La espectrofotometría nos proporciona un lenguaje del color compartido que facilita el control de la calidad del color en un mercado internacional. Fuente de la imagen: Håkan Dahlström, usuario de Flickr
¿Ves el color como yo lo veo?
Es muy posible que la respuesta sea no. Nuestra percepción del color se ve influida por una gran variedad de factores, desde las condiciones de visión hasta nuestra composición biológica o nuestra cultura de origen, lo que plantea importantes retos a la hora de garantizar una producción del color precisa basada únicamente en nuestra vista. En un mercado cada vez más diverso y multicultural, es vital que establezcamos un lenguaje común del color que sea impermeable a las diferencias culturales, lingüísticas y biológicas. La espectrofotometría nos ofrece un método estable y objetivo para debatir y evaluar el color más allá de las diferencias culturales, lingüísticas y biológicas.
Producción lingüística de la percepción del color
El lenguaje es utilitario. Las culturas inventan palabras en función de sus necesidades y entornos, por eso los hawaianos tienen 65 palabras para la caña de azúcar y todo el mundo en Internet sabe lo que significa "selfie", una palabra que no existía hace quince años. Pero al igual que nosotros moldeamos el lenguaje, el lenguaje también nos moldea a nosotros. El investigador Jules Davidoff trató de investigar la relación entre el lenguaje y la percepción del color viajando a Namibia para estudiar a la tribu Himba.1 El lenguaje de la tribu no incluye una palabra para "azul" y no hace ninguna distinción lingüística entre azul y verde. Sus hallazgos fueron fascinantes:
Cuando se les mostraba un círculo con 11 cuadrados verdes y uno azul, no podían distinguir cuál de ellos era diferente de los demás, o los que podían ver la diferencia tardaban mucho más y cometían más errores de lo que sería lógico para nosotros, que podemos ver claramente el cuadrado azul.
En culturas con una amplia gama de palabras para referirse al verde, es más probable que se noten las variaciones.
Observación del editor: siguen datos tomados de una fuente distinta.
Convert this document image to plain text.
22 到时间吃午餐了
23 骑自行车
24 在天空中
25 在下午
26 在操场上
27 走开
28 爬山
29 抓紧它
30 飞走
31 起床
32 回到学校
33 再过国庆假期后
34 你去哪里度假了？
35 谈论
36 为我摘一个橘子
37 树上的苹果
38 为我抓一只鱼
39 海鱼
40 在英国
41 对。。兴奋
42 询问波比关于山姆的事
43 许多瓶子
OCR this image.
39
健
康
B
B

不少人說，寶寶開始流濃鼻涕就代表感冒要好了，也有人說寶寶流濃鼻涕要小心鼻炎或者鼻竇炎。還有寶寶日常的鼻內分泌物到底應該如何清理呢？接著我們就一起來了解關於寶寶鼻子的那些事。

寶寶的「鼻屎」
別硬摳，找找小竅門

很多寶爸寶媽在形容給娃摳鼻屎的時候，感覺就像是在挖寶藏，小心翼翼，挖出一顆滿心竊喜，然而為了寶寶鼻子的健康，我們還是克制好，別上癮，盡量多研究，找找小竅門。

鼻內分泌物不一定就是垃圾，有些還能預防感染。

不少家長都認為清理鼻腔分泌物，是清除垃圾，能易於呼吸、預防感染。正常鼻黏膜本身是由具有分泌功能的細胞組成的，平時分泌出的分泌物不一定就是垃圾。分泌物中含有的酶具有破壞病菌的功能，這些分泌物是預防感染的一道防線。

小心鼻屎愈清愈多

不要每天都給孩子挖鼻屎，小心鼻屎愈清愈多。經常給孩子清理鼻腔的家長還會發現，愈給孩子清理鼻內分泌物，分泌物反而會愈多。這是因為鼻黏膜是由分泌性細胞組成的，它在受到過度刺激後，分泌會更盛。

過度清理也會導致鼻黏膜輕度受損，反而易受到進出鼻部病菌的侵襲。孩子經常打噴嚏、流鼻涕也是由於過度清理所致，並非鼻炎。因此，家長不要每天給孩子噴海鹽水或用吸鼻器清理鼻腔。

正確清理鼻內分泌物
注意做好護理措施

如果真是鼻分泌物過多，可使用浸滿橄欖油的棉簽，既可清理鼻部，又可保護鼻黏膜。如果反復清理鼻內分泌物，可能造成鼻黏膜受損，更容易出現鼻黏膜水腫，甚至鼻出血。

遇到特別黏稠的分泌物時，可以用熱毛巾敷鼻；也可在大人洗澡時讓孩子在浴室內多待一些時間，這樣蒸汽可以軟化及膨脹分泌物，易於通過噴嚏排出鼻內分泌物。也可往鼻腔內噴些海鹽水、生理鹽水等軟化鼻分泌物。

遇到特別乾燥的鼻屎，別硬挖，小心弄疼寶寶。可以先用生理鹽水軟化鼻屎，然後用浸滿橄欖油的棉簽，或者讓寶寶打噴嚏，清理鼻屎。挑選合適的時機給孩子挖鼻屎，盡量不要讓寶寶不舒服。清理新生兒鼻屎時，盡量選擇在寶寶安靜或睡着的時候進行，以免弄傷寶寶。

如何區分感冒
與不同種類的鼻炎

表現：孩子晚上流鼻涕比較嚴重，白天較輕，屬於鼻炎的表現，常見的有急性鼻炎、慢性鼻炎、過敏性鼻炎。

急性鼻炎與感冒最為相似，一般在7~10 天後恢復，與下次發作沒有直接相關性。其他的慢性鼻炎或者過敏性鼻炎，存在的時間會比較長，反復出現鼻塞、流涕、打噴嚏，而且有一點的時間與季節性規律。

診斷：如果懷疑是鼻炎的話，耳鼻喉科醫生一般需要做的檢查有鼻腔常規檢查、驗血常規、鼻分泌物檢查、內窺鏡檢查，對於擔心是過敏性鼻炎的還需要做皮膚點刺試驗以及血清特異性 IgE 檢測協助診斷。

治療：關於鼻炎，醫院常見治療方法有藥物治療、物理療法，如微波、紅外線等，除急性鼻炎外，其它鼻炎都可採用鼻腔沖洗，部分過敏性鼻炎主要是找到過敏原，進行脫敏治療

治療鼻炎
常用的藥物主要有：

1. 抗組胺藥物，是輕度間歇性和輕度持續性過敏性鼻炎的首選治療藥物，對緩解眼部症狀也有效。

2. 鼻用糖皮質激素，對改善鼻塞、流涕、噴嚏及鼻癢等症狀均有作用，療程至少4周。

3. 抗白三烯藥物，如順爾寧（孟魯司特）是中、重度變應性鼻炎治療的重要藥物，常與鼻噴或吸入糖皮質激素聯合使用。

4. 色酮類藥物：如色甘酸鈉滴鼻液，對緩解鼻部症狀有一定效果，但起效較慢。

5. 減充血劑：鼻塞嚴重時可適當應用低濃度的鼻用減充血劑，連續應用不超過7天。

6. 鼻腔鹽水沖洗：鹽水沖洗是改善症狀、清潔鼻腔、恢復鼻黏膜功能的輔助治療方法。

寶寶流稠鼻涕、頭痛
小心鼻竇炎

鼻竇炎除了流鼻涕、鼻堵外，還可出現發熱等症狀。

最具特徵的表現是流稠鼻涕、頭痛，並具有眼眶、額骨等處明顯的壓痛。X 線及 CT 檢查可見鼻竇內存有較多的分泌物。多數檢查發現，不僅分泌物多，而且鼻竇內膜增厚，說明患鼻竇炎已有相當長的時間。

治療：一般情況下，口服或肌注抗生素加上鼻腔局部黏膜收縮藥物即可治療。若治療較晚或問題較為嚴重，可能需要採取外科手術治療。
Fuente de la imagen: Flickr usuario Dave Morris
Sin embargo, mientras que los miembros de la tribu Himba no tienen ninguna palabra para el azul, su lengua tiene muchas más palabras para las variaciones del verde que el inglés. Cuando a los miembros de la tribu himba se les mostraba un círculo de 11 cuadrados verdes con un cuadrado que contenía un tono de verde casi imperceptiblemente diferente, podían distinguir la diferencia al instante. Distinguir entre tonos verdes era parte natural de su cultura, como indica la disponibilidad de un lenguaje lleno de matices para describir las variaciones del verde. La diferencia se percibía de inmediato porque era culturalmente legible. Al mismo tiempo, "sin una palabra para un color, sin una forma de identificarlo como diferente, nos resulta mucho más difícil darnos cuenta de lo que tiene de único, aunque nuestros ojos lo vean físicamente de la misma forma". Aunque la tribu Himba sea un ejemplo extremo, las diferencias lingüísticas entre culturas pueden crear variaciones sutiles pero significativas en la forma en que la gente de distintos lugares percibe el color.